Let's start from these three types. Let's define a general morphism plant using currying.

\begin{aligned} &\text{plant} : (a \rightarrow mb) \rightarrow (a \rightarrow (a, mb)) \\ &\text{plant}(f)(a) = (a, f(a)) \end{aligned}

This is a trivial transformation. It takes f : a -> m b and changes a little so it now returns not only m b but the parameter a as well via Pair (a, m b). The name is because this new f' "plants" 'a' along with mb. Remeber embrace? we can turn a $f:a\rightarrow (a, mb)$ into $g : a \rightarrow m(a, b)$ by composing embrace after it.
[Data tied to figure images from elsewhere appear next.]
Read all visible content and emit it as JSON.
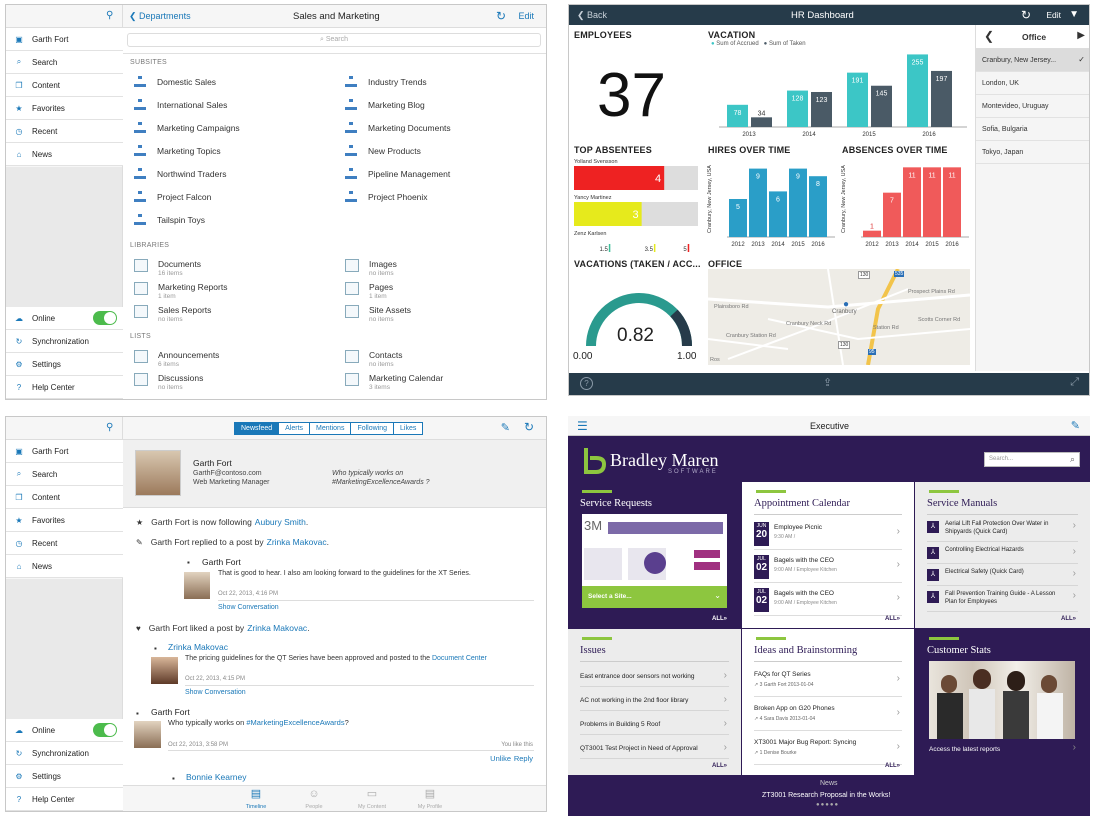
{
  "p1": {
    "back": "Departments",
    "title": "Sales and Marketing",
    "edit": "Edit",
    "search": "Search",
    "user": "Garth Fort",
    "nav": [
      "Search",
      "Content",
      "Favorites",
      "Recent",
      "News"
    ],
    "bottom": [
      "Online",
      "Synchronization",
      "Settings",
      "Help Center"
    ],
    "subsites_h": "SUBSITES",
    "subsites": [
      "Domestic Sales",
      "Industry Trends",
      "International Sales",
      "Marketing Blog",
      "Marketing Campaigns",
      "Marketing Documents",
      "Marketing Topics",
      "New Products",
      "Northwind Traders",
      "Pipeline Management",
      "Project Falcon",
      "Project Phoenix",
      "Tailspin Toys"
    ],
    "libraries_h": "LIBRARIES",
    "libraries": [
      {
        "n": "Documents",
        "s": "16 items"
      },
      {
        "n": "Images",
        "s": "no items"
      },
      {
        "n": "Marketing Reports",
        "s": "1 item"
      },
      {
        "n": "Pages",
        "s": "1 item"
      },
      {
        "n": "Sales Reports",
        "s": "no items"
      },
      {
        "n": "Site Assets",
        "s": "no items"
      }
    ],
    "lists_h": "LISTS",
    "lists": [
      {
        "n": "Announcements",
        "s": "6 items"
      },
      {
        "n": "Contacts",
        "s": "no items"
      },
      {
        "n": "Discussions",
        "s": "no items"
      },
      {
        "n": "Marketing Calendar",
        "s": "3 items"
      }
    ]
  },
  "p2": {
    "back": "Back",
    "title": "HR Dashboard",
    "edit": "Edit",
    "employees_h": "EMPLOYEES",
    "employees": "37",
    "vacation_h": "VACATION",
    "leg1": "Sum of Accrued",
    "leg2": "Sum of Taken",
    "absentees_h": "TOP ABSENTEES",
    "ab": [
      {
        "n": "Yolland Svensson",
        "v": "4"
      },
      {
        "n": "Yancy Martinez",
        "v": "3"
      },
      {
        "n": "Zenz Karlsen",
        "v": ""
      }
    ],
    "abscale": [
      "1.5",
      "3.5",
      "5"
    ],
    "hires_h": "HIRES OVER TIME",
    "absences_h": "ABSENCES OVER TIME",
    "yaxis": "Cranbury, New Jersey, USA",
    "vacations_h": "VACATIONS (TAKEN / ACC...",
    "gauge": "0.82",
    "gmin": "0.00",
    "gmax": "1.00",
    "office_h": "OFFICE",
    "office_col": "Office",
    "offices": [
      "Cranbury, New Jersey...",
      "London, UK",
      "Montevideo, Uruguay",
      "Sofia, Bulgaria",
      "Tokyo, Japan"
    ],
    "map": [
      "Cranbury Neck Rd",
      "Scotts Corner Rd",
      "Plainsboro Rd",
      "Prospect Plains Rd",
      "Station Rd",
      "Cranbury",
      "Cranbury Station Rd",
      "Ros"
    ],
    "map_shields": [
      "130",
      "535",
      "130",
      "33",
      "95",
      "130",
      "535"
    ]
  },
  "p3": {
    "tabs": [
      "Newsfeed",
      "Alerts",
      "Mentions",
      "Following",
      "Likes"
    ],
    "user": "Garth Fort",
    "email": "GarthF@contoso.com",
    "role": "Web Marketing Manager",
    "q1": "Who typically works on",
    "q2": "#MarketingExcellenceAwards ?",
    "f1a": "Garth Fort is now following ",
    "f1b": "Aubury Smith",
    "f2a": "Garth Fort replied to a post by ",
    "f2b": "Zrinka Makovac",
    "r1n": "Garth Fort",
    "r1t": "That is good to hear. I also am looking forward to the guidelines for the XT Series.",
    "r1d": "Oct 22, 2013, 4:16 PM",
    "show": "Show Conversation",
    "f3a": "Garth Fort liked a post by ",
    "f3b": "Zrinka Makovac",
    "r2n": "Zrinka Makovac",
    "r2t": "The pricing guidelines for the QT Series have been approved and posted to the ",
    "r2l": "Document Center",
    "r2d": "Oct 22, 2013, 4:15 PM",
    "r3n": "Garth Fort",
    "r3a": "Who typically works on ",
    "r3b": "#MarketingExcellenceAwards",
    "r3c": "?",
    "r3d": "Oct 22, 2013, 3:58 PM",
    "like": "You like this",
    "unlike": "Unlike",
    "reply": "Reply",
    "r4n": "Bonnie Kearney",
    "bottom_tabs": [
      "Timeline",
      "People",
      "My Content",
      "My Profile"
    ]
  },
  "p4": {
    "title": "Executive",
    "brand": "Bradley Maren",
    "brand_sub": "SOFTWARE",
    "search": "Search...",
    "sr_h": "Service Requests",
    "sr_num": "3M",
    "sr_select": "Select a Site...",
    "all": "ALL",
    "ac_h": "Appointment Calendar",
    "ac": [
      {
        "m": "JUN",
        "d": "20",
        "t": "Employee Picnic",
        "s": "9:30 AM /"
      },
      {
        "m": "JUL",
        "d": "02",
        "t": "Bagels with the CEO",
        "s": "9:00 AM / Employee Kitchen"
      },
      {
        "m": "JUL",
        "d": "02",
        "t": "Bagels with the CEO",
        "s": "9:00 AM / Employee Kitchen"
      }
    ],
    "sm_h": "Service Manuals",
    "sm": [
      "Aerial Lift Fall Protection Over Water in Shipyards (Quick Card)",
      "Controlling Electrical Hazards",
      "Electrical Safety (Quick Card)",
      "Fall Prevention Training Guide - A Lesson Plan for Employees"
    ],
    "is_h": "Issues",
    "is": [
      "East entrance door sensors not working",
      "AC not working in the 2nd floor library",
      "Problems in Building 5 Roof",
      "QT3001 Test Project in Need of Approval"
    ],
    "ib_h": "Ideas and Brainstorming",
    "ib": [
      {
        "t": "FAQs for QT Series",
        "s": "↗ 3  Garth Fort  2013-01-04"
      },
      {
        "t": "Broken App on G20 Phones",
        "s": "↗ 4  Sara Davis  2013-01-04"
      },
      {
        "t": "XT3001 Major Bug Report: Syncing",
        "s": "↗ 1  Denise Bourke"
      }
    ],
    "cs_h": "Customer Stats",
    "cs_link": "Access the latest reports",
    "news_h": "News",
    "news": "ZT3001 Research Proposal in the Works!"
  },
  "colors": {
    "blue": "#1a78b8",
    "teal": "#3cc6c6",
    "dark": "#4a5a66",
    "barblue": "#2a9ec8",
    "barred": "#f05a5a",
    "purple": "#2e1b55",
    "green": "#8dc63f"
  },
  "chart_data": [
    {
      "type": "bar",
      "title": "VACATION",
      "categories": [
        "2013",
        "2014",
        "2015",
        "2016"
      ],
      "series": [
        {
          "name": "Sum of Accrued",
          "values": [
            78,
            128,
            191,
            255
          ]
        },
        {
          "name": "Sum of Taken",
          "values": [
            34,
            123,
            145,
            197
          ]
        }
      ],
      "ylim": [
        0,
        260
      ]
    },
    {
      "type": "bar",
      "title": "TOP ABSENTEES",
      "categories": [
        "Yolland Svensson",
        "Yancy Martinez",
        "Zenz Karlsen"
      ],
      "values": [
        4,
        3,
        0
      ],
      "xlim": [
        0,
        5.5
      ]
    },
    {
      "type": "bar",
      "title": "HIRES OVER TIME",
      "categories": [
        "2012",
        "2013",
        "2014",
        "2015",
        "2016"
      ],
      "values": [
        5,
        9,
        6,
        9,
        8
      ],
      "ylabel": "Cranbury, New Jersey, USA",
      "ylim": [
        0,
        10
      ]
    },
    {
      "type": "bar",
      "title": "ABSENCES OVER TIME",
      "categories": [
        "2012",
        "2013",
        "2014",
        "2015",
        "2016"
      ],
      "values": [
        1,
        7,
        11,
        11,
        11
      ],
      "ylabel": "Cranbury, New Jersey, USA",
      "ylim": [
        0,
        12
      ]
    }
  ]
}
$g = \text{embrace} \cdot f$ Now we can bind it with the m a and get m(a, b). Uncurry the $a \rightarrow b \rightarrow mc$ . If you are thinking by now that we are almost done because we can just bind and get the m c right away, then you are wrong. If we just end it right here then it can only become a 3-way model. What we need is a general model that can be applied to not only a 3-way but a 4-way, 5-way, 6, 7.. etc. because monadic binds can recurse all day. So we are not binding yet. We are composing plant and embrace first, and then we will finally bind. What we've got is m(a, b, c) instead of m c, but it's alright because all the information we need, which is m c, is embedded in the m(a, b, c). All we need is a transformation that picks the last one from a tuple.
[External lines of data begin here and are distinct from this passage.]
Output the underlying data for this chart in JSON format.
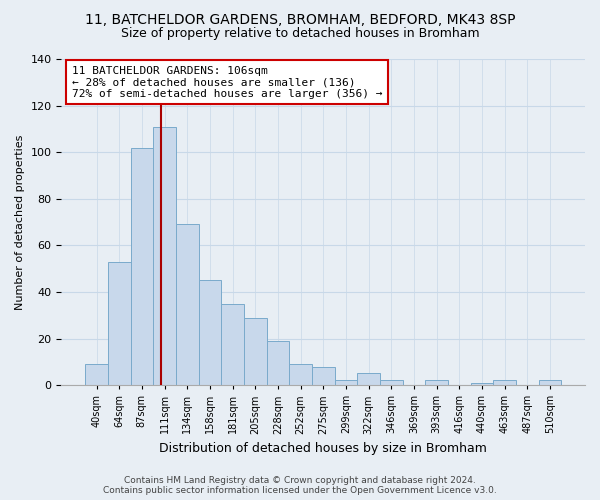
{
  "title": "11, BATCHELDOR GARDENS, BROMHAM, BEDFORD, MK43 8SP",
  "subtitle": "Size of property relative to detached houses in Bromham",
  "xlabel": "Distribution of detached houses by size in Bromham",
  "ylabel": "Number of detached properties",
  "bin_labels": [
    "40sqm",
    "64sqm",
    "87sqm",
    "111sqm",
    "134sqm",
    "158sqm",
    "181sqm",
    "205sqm",
    "228sqm",
    "252sqm",
    "275sqm",
    "299sqm",
    "322sqm",
    "346sqm",
    "369sqm",
    "393sqm",
    "416sqm",
    "440sqm",
    "463sqm",
    "487sqm",
    "510sqm"
  ],
  "bar_heights": [
    9,
    53,
    102,
    111,
    69,
    45,
    35,
    29,
    19,
    9,
    8,
    2,
    5,
    2,
    0,
    2,
    0,
    1,
    2,
    0,
    2
  ],
  "bar_color": "#c8d8eb",
  "bar_edge_color": "#7aaacb",
  "vline_color": "#aa0000",
  "annotation_line1": "11 BATCHELDOR GARDENS: 106sqm",
  "annotation_line2": "← 28% of detached houses are smaller (136)",
  "annotation_line3": "72% of semi-detached houses are larger (356) →",
  "annotation_box_color": "#ffffff",
  "annotation_box_edge": "#cc0000",
  "ylim": [
    0,
    140
  ],
  "yticks": [
    0,
    20,
    40,
    60,
    80,
    100,
    120,
    140
  ],
  "footer_line1": "Contains HM Land Registry data © Crown copyright and database right 2024.",
  "footer_line2": "Contains public sector information licensed under the Open Government Licence v3.0.",
  "bg_color": "#e8eef4",
  "grid_color": "#c8d8e8",
  "vline_x_data": 2.85
}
\begin{aligned} &\text{last}: (a,b, \cdots z) \rightarrow z \\ &\text{last}(a,b, \cdots z) = z \end{aligned}

We can extend it all the way to 4-way, 5-way, 6, 7.. in the exact same way. But let's extend it to only 4-way since that's the model for the integer triangles generator. That is, in equation

$t_i = (a,b,c,d \dots)_i \newline T_n = \prod_{\mathclap{1\le i\le n}} t_i \newline S_0 = m a \newline S_{n+1} = \text{bind}(S_n, \text{embrace} \circ \text{plant} \circ \text{uncurry} (T_n \rightarrow t_{n+1}) )$

Let's fit the problem into this functional model. If we revise the code

naturalTriangles2 :: [(Int, Int, Int)]
naturalTriangles2 =
[1..] >>= \z ->
[1..z] >>= \x ->
[x..z] >>= \y ->
if x^2 + y^2 == z^2 then [(x, y, z)]
else []


we can see the corresponding components:

Model code
$ma$ [1..]
$a \rightarrow mb$ \z -> [1..z]
$a \rightarrow b \rightarrow mc$ \z -> .. \x -> [x..z]
$a \rightarrow b \rightarrow c \rightarrow md$ \z -> .. \x -> .. \y -> ... [(x, y, z)]

The variables we thought was a context was in fact not a context but a parameters given to the same function!

Now we can say they are functional with confidence.